Komnas Perempuan telah merespons kasus VDPS. Komnas menyebut hukuman Bayu tidak maksimal.
“Hasil pemantauan Komnas Perempuan menyimpulkan hukuman terhadap pelaku pemerkosaan belum maksimal dan perempuan korban belum dipenuhi hak-haknya,” ujar Komisioner Komnas Perempuan, Rainy Hutabarat kepada wartawan, Minggu (30/1).
Apalagi, kasus pemerkosaan VDPS, terang Rainy, terkait-paut dengan relasi kekuasaan antara pelaku dengan korban, misalnya atasan dengan pekerja magang.
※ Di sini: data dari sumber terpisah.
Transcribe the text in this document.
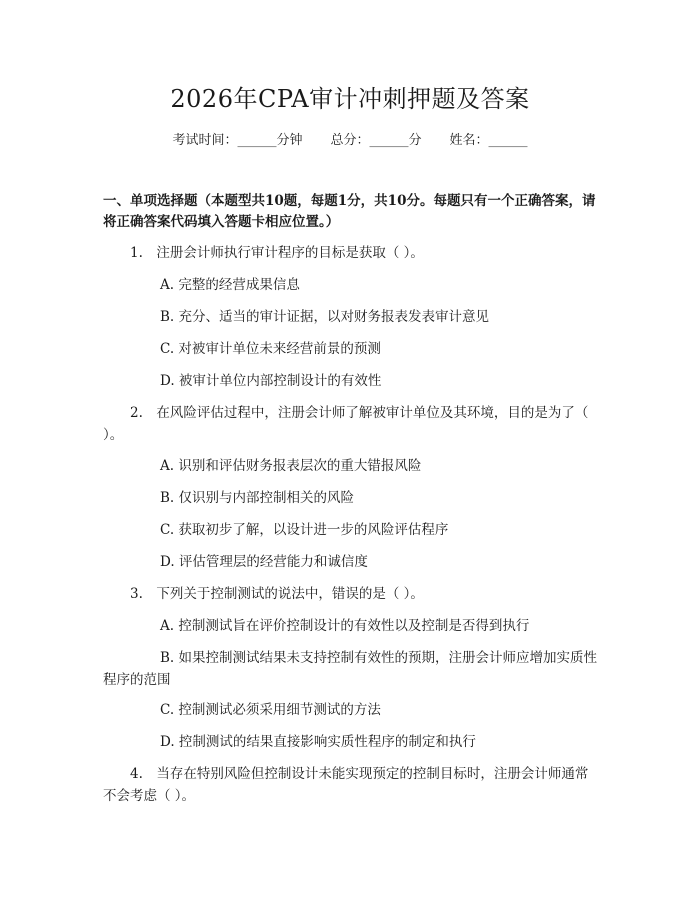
2026年CPA审计冲刺押题及答案
考试时间：______分钟 总分：______分 姓名：______
一、单项选择题（本题型共10题，每题1分，共10分。每题只有一个正确答案，请将正确答案代码填入答题卡相应位置。）
1.　注册会计师执行审计程序的目标是获取（ ）。
A. 完整的经营成果信息
B. 充分、适当的审计证据，以对财务报表发表审计意见
C. 对被审计单位未来经营前景的预测
D. 被审计单位内部控制设计的有效性
2.　在风险评估过程中，注册会计师了解被审计单位及其环境，目的是为了（ ）。
A. 识别和评估财务报表层次的重大错报风险
B. 仅识别与内部控制相关的风险
C. 获取初步了解，以设计进一步的风险评估程序
D. 评估管理层的经营能力和诚信度
3.　下列关于控制测试的说法中，错误的是（ ）。
A. 控制测试旨在评价控制设计的有效性以及控制是否得到执行
B. 如果控制测试结果未支持控制有效性的预期，注册会计师应增加实质性程序的范围
C. 控制测试必须采用细节测试的方法
D. 控制测试的结果直接影响实质性程序的制定和执行
4.　当存在特别风险但控制设计未能实现预定的控制目标时，注册会计师通常不会考虑（ ）。
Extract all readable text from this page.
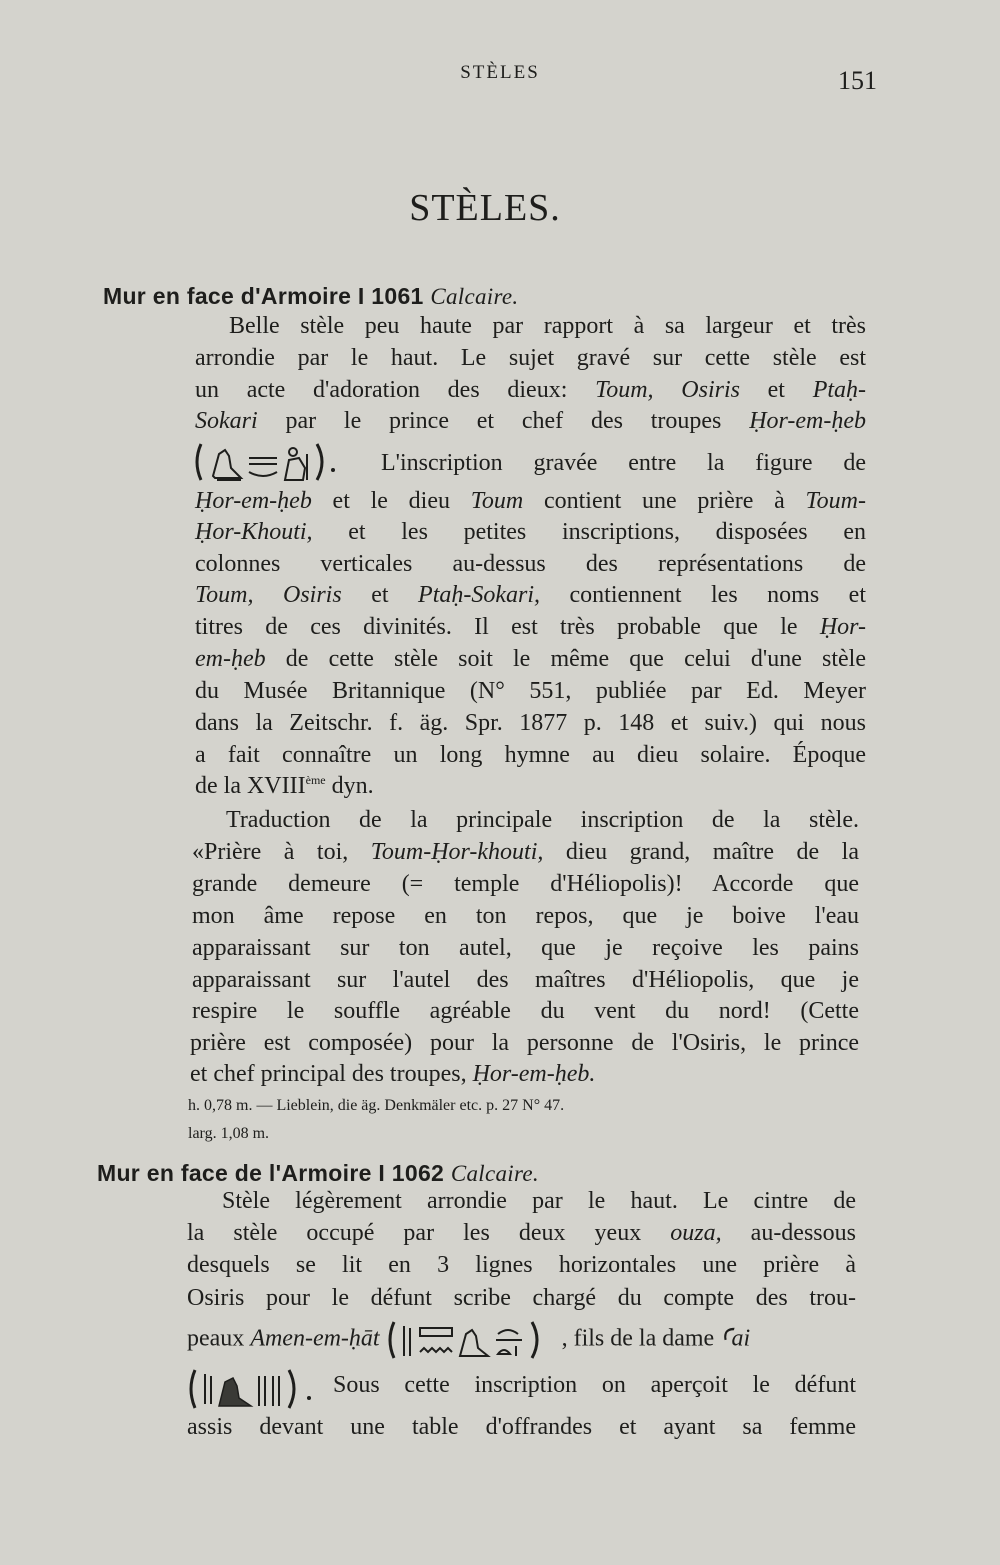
STÈLES	151
STÈLES.
Mur en face d'Armoire I 1061 Calcaire.
Belle stèle peu haute par rapport à sa largeur et très
arrondie par le haut. Le sujet gravé sur cette stèle est
un acte d'adoration des dieux: Toum, Osiris et Ptaḥ-
Sokari par le prince et chef des troupes Ḥor-em-ḥeb
L'inscription gravée entre la figure de
Ḥor-em-ḥeb et le dieu Toum contient une prière à Toum-
Ḥor-Khouti, et les petites inscriptions, disposées en
colonnes verticales au-dessus des représentations de
Toum, Osiris et Ptaḥ-Sokari, contiennent les noms et
titres de ces divinités. Il est très probable que le Ḥor-
em-ḥeb de cette stèle soit le même que celui d'une stèle
du Musée Britannique (N° 551, publiée par Ed. Meyer
dans la Zeitschr. f. äg. Spr. 1877 p. 148 et suiv.) qui nous
a fait connaître un long hymne au dieu solaire. Époque
de la XVIIIème dyn.
Traduction de la principale inscription de la stèle.
«Prière à toi, Toum-Ḥor-khouti, dieu grand, maître de la
grande demeure (= temple d'Héliopolis)! Accorde que
mon âme repose en ton repos, que je boive l'eau
apparaissant sur ton autel, que je reçoive les pains
apparaissant sur l'autel des maîtres d'Héliopolis, que je
respire le souffle agréable du vent du nord! (Cette
prière est composée) pour la personne de l'Osiris, le prince
et chef principal des troupes, Ḥor-em-ḥeb.
h. 0,78 m. — Lieblein, die äg. Denkmäler etc. p. 27 N° 47.
larg. 1,08 m.
Mur en face de l'Armoire I 1062 Calcaire.
Stèle légèrement arrondie par le haut. Le cintre de
la stèle occupé par les deux yeux ouza, au-dessous
desquels se lit en 3 lignes horizontales une prière à
Osiris pour le défunt scribe chargé du compte des trou-
peaux Amen-em-ḥāt	, fils de la dame Ꜥai
Sous cette inscription on aperçoit le défunt
assis devant une table d'offrandes et ayant sa femme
Rainy membeberkan hukuman-hukuman pemerkosa yang tercatat di sejumlah aturan perundang-undangan. Seperti KUHP (maksimal 12 tahun penjara), UU PKDRT (maksimal 12 tahun penjara tahun atau denda paling banyak sebesar Rp 36 juta), dan UU Nomor 17 tahun 2016 tentang perlindungan anak (paling singkat 5 tahun dan paling lama 15 dengan denda Rp 5 M).
Selain itu, VDPS yang kini masih trauma rupanya banyak mengalami perilaku intimidatif selama berjuang seorang diri mencari keadilan.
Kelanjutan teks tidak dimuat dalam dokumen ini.